3. Totalizing generalization
He treats “the right” as:
homogeneous
emotionally uniform
morally stunted
There’s no acknowledgment that:
some conservatives support asylum but want procedural limits
some prioritize rule of law over discretionary compassion
some see sovereignty as a moral obligation to citizens
By ignoring internal diversity, he simplifies the opposition into a single psychological flaw.
That’s tribal compression.
4. Motive substitution (again)
Instead of arguing:
asylum standards are being misapplied
enforcement is excessive
humanitarian thresholds are unmet
He argues:
“They just don’t care.”
That’s motive substitution:
Replace policy disagreement with emotional deficiency.
Once you do that, debate ends.
Because how do you rebut:
“You don’t care about human suffering”?
5. Strategic emotional provocation
The phrase:
“they don’t give a shit about migrants”
isn’t analysis. It’s bait.
It ensures:
anger
defensiveness
thread derailment
escalation
Which then reinforces his prior framing that “the right is authoritarian and cruel.”
It’s self-fulfilling rhetoric.
Bottom line
Jeffy is:
Using social science language as moral leverage
Converting descriptive trends into accusations of cruelty
Treating policy tradeoffs as empathy deficits
Collapsing an entire ideological group into a psychological caricature
It’s not an argument about asylum law.
It’s an argument about who is morally superior.

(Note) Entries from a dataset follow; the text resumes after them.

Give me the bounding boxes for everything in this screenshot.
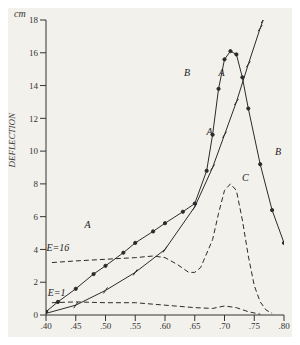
svg-text:.60: .60: [159, 321, 171, 331]
html-text:cm: cm: [14, 8, 26, 19]
svg-text:E=16: E=16: [45, 242, 69, 253]
svg-text:14: 14: [29, 81, 39, 91]
svg-text:A: A: [84, 219, 92, 230]
svg-text:4: 4: [34, 245, 39, 255]
svg-text:.45: .45: [70, 321, 82, 331]
svg-text:.40: .40: [40, 321, 52, 331]
svg-text:.75: .75: [249, 321, 261, 331]
svg-text:12: 12: [29, 114, 38, 124]
svg-text:.55: .55: [130, 321, 142, 331]
svg-text:.80: .80: [278, 321, 290, 331]
svg-text:18: 18: [29, 15, 39, 25]
svg-text:0: 0: [34, 310, 39, 320]
svg-text:10: 10: [29, 146, 39, 156]
svg-text:8: 8: [34, 179, 39, 189]
svg-text:.50: .50: [100, 321, 112, 331]
svg-text:B: B: [275, 146, 281, 157]
svg-text:DEFLECTION: DEFLECTION: [8, 112, 17, 169]
svg-text:A: A: [217, 67, 225, 78]
svg-text:6: 6: [34, 212, 39, 222]
svg-text:C: C: [242, 172, 249, 183]
svg-text:B: B: [184, 67, 190, 78]
svg-text:16: 16: [29, 48, 39, 58]
svg-text:2: 2: [34, 277, 39, 287]
svg-text:E=1: E=1: [47, 287, 66, 298]
svg-text:A: A: [206, 126, 214, 137]
svg-text:.65: .65: [189, 321, 201, 331]
svg-text:.70: .70: [219, 321, 231, 331]
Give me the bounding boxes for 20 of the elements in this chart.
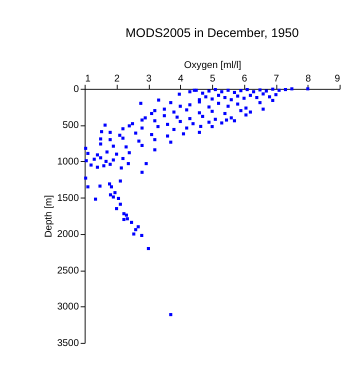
y-axis-title: Depth [m] — [44, 194, 55, 238]
x-axis-title: Oxygen [ml/l] — [184, 60, 242, 71]
x-tick-label: 8 — [306, 73, 312, 84]
y-tick-label: 0 — [73, 84, 80, 95]
x-tick-label: 9 — [334, 73, 340, 84]
x-tick-label: 7 — [274, 73, 280, 84]
x-tick-label: 5 — [210, 73, 216, 84]
x-tick-label: 4 — [178, 73, 184, 84]
y-tick-label: 2500 — [57, 265, 80, 276]
x-tick-label: 2 — [114, 73, 120, 84]
x-tick-label: 6 — [242, 73, 248, 84]
y-tick-label: 1500 — [57, 192, 80, 204]
x-tick-label: 3 — [146, 73, 152, 84]
y-tick-label: 3500 — [57, 338, 80, 350]
chart-title: MODS2005 in December, 1950 — [126, 26, 299, 40]
y-tick-label: 500 — [62, 120, 80, 132]
y-tick-label: 1000 — [57, 156, 80, 168]
y-tick-label: 2000 — [57, 229, 80, 240]
x-tick-label: 1 — [85, 73, 91, 84]
y-tick-label: 3000 — [57, 302, 80, 313]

And that’s why it inflames rather than persuades.
There was never any promos to ignore the unlawful presence of illegals. The non violent ones are just lower priority. But they still have to go too.
Stop lying CJ.
"It Swept Up Asylum Seekers and Noncriminals."
Oh NO! Asylum seekers?! From where?
And "noncriminals"? Are they here illegally? If so, they are, by definition, criminals who need to get the fuck out.
Regardless, I'm tired of supporting them. And very tired of the imbecilic, dishonest TDS-addled steaming piles of lying shit writing for what was, at one time, a libertarian publication.
Perhaps you and the rest of them could get ass-reamed with a barb-wire-wrapped baseball bat? Just a suggestion.
Most asylum claims are bogus. Your noncriminals claim also ignores immigration crimes and crimes that weren't investigated/prosecuted.
Further, whether or not they're convicted of additional crimes in the US is mostly irrelevant to whether they are eligible for deportation.